KABUPATEN MALANG – malangpagi.com
Bertempat di lapangan rumput seluas 7 hektare, yang merupakan halaman depan Pondok Pesantren Modern (PPM) Darussalam, Jalan Anjasmoro, Turirejo, Kecamatan Lawang, Kabupaten Malang Puluhan anak terlihat memperagakan teknik pukulan dan tendangan Karate di pagi hari yang cukup cerah, Sabtu (28/11/2020).
Seperti yang umum diketahui, Karate merupakan salah satu seni bela diri asal Jepang, yang hanya menggunakan tangan kosong tanpa bantuan senjata.
Bela diri ini pertama kali masuk ke Jepang melalui Okinawa. Di awal perkembangannya disebut dengan “Tote” yang memiliki arti seperti “Tangan China”.
Setelah Tote masuk ke Jepang, maka tulisan kanji Okinawa diganti oleh sensei Gichin Funokashi ke dalam kanji Jepang, sehingga namanya berubah menjadi Karate.
Oleh pendirinya, Arendys Yuwana Pratama, seorang menyandang sabuk hitam Karate Dan 1 FKTI Dojo PPM Darussalam diberi nama Dojo Katsuge, dan memiliki jargon “Dojo Beratap Langit Beralas Bumi”.
Jargon ini muncul dikarenakan Dojo ini memiliki tempat latihan yang terbuka. Dalam keadaan hujan maupun panas, latihan tetap berjalan.
Dojo Katsuge berdiri sejak 2014 silam, dan berada di bawah bendera organisasi INKAI-FKTI (Institute Karate-Do Indonesia – Federasi Karate Tradisional Indonesia).
“Total anggotanya sekitar 110 siswa. Mayoritas dari kalangan pondok. Tapi ada sebagian yang berasal dari warga sekitar. Bahkan ada juga yang dari Pasuruan,” ujar pria yang biasa disapa Arens itu kepada Malang Pagi.
Arens menjelaskan, sebelum kehadiran Katsuge, PPM Darussalam telah memiliki beberapa jenis pelatihan beladiri, seperti Silat, Taekwondo dan juga Karate. Namun semuanya tidak mampu bertahan lama. Diduga karena perilaku siswanya yang nakal dan sulit diatur.
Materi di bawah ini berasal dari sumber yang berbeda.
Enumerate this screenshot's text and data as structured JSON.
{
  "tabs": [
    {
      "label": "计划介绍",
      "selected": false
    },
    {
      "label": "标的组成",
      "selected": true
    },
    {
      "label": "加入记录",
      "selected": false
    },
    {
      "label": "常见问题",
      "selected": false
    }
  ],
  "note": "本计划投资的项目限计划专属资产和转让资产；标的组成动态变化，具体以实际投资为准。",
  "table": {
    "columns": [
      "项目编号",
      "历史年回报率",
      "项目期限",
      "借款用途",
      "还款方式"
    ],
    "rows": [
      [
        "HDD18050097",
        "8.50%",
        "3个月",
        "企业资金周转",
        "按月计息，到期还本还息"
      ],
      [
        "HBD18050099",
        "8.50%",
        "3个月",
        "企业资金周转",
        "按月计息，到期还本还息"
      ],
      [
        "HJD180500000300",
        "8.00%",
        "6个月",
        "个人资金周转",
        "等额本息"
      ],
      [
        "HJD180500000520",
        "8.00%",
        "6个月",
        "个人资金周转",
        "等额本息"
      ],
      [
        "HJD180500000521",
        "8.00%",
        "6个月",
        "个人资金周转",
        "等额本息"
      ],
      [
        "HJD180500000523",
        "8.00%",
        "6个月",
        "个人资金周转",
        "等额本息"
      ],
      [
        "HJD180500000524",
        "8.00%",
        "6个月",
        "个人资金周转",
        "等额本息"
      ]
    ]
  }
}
“Di hari pertama latihan, hampir semua siswa tidak mau mengikui pemerintah pelatih. Bahkan ada sebagian yang lari terus sembunyi ke masjid dan ke hutan yang terletak di belakang pondok,” ungkap Arens.
Arens pun akhirnya mengajak dua rekannya. Salah satunya seorang ustadz di pondok tersebut, dan satunya adalah senior Karate.
“Jadi mereka melatih, sedangkan saya sembunyi di hutan. Jika ada yang kepergok lari ke hutan, langsung saya kembalikan ke tempat latihan. Sejak saat itu saya dipanggil ‘Ninja‘ oleh para siswa,” ucapnya sambil tertawa.
Selain itu, sebelum kehadiran Dojo Katsuge sering terjadi pertengkaran bahkan berujung perkelahian antara santri ponpes dengan remaja desa sekitar. Arens mengaku salah satu niatnya membuka Dojo Karate di PPM Darussalam adalah untuk meredakan konflik tersebut.
“Awalnya hanya santri pondok yang dilatih Karate. Namun berikutnya, saya juga mempersilakan anak-anak desa setempat untuk ikut berlatih di sana,” tutur pria yang memiliki usaha jasa kurir itu.
Keputusan tersebut sempat dipertanyakan sejumlah kiai pengasuh pondok. Tetapi Arens meyakinkan, bahwa keputusannya itu akan berdampak positif
Hingga akhirnya, Dojo Katsuge mengikuti sebuah turnamen Kickboxing di Surabaya pada akhir tahun 2018 silam. Di event tersebut, Arens membesut sebuah tim yang berisi gabungan santri ponpes dan warga desa.
“Kami membawa 8 atlet, dan meraih 6 medali emas. Sejak saat itu terbangun kekompakan antarsiswa,” terangnya.
Sekarang ini, para siswa Dojo Katsuge di PPM Darussalam Lawang sudah jauh lebih disiplin dan menghormati pelatih. Prestasi demi prestasi berhasil diraih oleh para siswa. Baik itu di ajang Karate sendiri, maupun di event Kickboxing dan Tarung Bebas.
Dalam waktu dekat, Dojo Katsuge akan menurunkan dua atletnya untuk bertanding di Eksebisi Kickboxing yang akan digelar pada 6 Desember mendatang, di KONI Kota Batu.